Vietnam’s government has officially issued Decree 119/2025/NĐ-CP, amending a 2022 decree on greenhouse gas emissions and ozone layer protection, solidifying the legal foundation for emissions quotas, carbon credit trading, and both domestic and international offset mechanisms. The new regulations take effect on 1 August 2025.
Key details:
- Covered sectors: Power, steel, cement, and other large GHG emitters
- Carbon trading: Defines exchange rules for carbon credits and GHG quotas; introduces domestic exchange and registry.
- International alignment: Incorporates Paris Agreement mechanisms (Articles 6.2 and 6.4) for bilateral and multilateral credit transfer.
- Registry system: Mandates national digital tracking of quotas, offsets, and emissions reports.
- Compliance timeline: Quota allocation begins 2025–2026; mandatory reporting expands in 2027–2028; full carbon market launch by 2029.
Analysis
This decree formally commits Vietnam to carbon pricing and emissions control through legally binding market mechanisms.
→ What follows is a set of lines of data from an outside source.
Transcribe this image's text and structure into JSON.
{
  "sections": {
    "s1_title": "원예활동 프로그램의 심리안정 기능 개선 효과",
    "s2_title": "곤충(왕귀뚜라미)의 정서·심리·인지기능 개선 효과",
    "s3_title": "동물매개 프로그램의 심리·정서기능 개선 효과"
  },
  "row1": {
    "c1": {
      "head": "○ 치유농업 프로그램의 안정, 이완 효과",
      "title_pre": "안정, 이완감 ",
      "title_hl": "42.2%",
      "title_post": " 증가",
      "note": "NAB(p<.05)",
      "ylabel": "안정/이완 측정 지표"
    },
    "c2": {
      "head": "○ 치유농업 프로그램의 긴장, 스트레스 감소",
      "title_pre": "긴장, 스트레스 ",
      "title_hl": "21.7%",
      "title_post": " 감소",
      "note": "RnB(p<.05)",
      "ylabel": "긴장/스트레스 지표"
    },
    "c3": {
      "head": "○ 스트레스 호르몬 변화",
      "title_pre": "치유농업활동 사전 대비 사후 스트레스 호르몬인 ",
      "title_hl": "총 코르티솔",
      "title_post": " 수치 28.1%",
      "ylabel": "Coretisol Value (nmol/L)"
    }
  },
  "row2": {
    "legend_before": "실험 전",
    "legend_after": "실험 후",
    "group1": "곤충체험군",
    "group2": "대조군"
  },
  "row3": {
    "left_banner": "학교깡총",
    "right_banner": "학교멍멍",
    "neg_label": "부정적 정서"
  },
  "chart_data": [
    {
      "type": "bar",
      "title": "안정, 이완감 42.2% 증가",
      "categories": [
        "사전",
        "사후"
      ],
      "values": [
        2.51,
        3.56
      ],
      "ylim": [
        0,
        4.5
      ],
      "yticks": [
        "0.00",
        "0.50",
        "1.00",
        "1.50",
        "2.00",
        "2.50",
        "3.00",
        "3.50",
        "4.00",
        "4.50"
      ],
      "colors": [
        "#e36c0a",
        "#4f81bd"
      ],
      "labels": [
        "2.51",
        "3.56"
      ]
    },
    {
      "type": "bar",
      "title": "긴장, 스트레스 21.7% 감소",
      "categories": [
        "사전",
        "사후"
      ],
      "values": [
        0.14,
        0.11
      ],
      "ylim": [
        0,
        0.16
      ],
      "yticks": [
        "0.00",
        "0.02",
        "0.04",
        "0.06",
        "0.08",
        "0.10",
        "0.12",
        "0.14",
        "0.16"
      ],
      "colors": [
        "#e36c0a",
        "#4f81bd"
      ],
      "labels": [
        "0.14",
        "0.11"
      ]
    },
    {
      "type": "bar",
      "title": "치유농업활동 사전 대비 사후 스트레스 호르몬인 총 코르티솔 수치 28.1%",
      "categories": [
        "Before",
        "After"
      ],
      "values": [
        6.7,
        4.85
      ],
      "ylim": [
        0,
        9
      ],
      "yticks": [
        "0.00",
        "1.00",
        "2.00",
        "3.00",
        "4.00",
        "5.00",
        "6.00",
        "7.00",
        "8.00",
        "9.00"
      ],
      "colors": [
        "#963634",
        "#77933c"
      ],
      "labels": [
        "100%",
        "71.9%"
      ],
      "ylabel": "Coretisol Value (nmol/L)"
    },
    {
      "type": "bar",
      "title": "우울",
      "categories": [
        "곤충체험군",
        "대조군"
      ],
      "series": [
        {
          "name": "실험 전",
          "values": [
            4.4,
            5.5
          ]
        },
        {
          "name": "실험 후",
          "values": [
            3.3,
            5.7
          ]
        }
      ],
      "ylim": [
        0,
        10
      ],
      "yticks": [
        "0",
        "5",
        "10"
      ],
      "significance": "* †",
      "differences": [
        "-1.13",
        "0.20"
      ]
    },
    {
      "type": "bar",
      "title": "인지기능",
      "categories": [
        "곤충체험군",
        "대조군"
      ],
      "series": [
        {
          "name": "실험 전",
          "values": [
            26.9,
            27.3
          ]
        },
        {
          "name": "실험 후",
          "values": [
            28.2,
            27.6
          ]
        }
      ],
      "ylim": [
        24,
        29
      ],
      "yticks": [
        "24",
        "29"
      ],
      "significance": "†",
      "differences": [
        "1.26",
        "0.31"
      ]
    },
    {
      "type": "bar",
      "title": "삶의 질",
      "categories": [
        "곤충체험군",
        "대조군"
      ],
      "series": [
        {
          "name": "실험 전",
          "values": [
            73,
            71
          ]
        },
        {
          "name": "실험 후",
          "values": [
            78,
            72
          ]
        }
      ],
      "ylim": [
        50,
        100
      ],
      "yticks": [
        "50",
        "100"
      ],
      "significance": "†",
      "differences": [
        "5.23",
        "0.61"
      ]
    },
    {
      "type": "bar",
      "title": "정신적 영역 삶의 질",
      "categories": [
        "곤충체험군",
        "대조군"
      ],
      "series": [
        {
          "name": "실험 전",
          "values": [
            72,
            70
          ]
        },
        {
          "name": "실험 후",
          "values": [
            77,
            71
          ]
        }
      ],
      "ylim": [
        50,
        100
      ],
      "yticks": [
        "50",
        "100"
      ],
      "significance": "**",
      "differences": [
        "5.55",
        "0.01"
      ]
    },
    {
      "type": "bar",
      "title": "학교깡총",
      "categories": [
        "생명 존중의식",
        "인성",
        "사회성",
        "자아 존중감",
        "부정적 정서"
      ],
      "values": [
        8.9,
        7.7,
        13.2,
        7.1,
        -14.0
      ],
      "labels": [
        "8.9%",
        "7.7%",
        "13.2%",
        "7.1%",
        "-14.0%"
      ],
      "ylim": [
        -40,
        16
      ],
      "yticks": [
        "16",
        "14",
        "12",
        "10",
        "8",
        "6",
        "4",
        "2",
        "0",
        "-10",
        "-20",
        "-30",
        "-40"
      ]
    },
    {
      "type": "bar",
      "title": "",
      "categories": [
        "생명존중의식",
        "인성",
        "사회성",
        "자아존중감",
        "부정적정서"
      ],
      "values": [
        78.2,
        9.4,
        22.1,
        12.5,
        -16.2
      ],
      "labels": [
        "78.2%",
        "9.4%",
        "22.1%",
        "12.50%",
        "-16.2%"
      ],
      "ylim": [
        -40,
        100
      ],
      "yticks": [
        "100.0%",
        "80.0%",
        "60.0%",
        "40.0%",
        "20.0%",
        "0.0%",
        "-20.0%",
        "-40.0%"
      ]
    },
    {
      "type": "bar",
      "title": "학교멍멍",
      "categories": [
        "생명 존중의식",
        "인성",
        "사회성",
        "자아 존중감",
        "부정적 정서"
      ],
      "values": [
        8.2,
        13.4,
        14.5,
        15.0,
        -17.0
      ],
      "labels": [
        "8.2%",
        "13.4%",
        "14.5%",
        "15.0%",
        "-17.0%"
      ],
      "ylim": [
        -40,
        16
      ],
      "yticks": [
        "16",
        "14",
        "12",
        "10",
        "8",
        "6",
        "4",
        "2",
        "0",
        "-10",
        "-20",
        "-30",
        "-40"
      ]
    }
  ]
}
It positions the country for international carbon trade, supports access to green finance, and signals a structural shift in how emissions-intensive industries operate within Vietnam’s climate obligations.
However, the effectiveness of the decree will depend heavily on enforcement capacity, data transparency, and the readiness of market infrastructure. Vietnam still faces challenges with institutional coordination, limited monitoring systems, and industrial resistance.
While the policy is ambitious and well-structured on paper, its success will hinge on whether government agencies can close the gap between regulation and real-world compliance.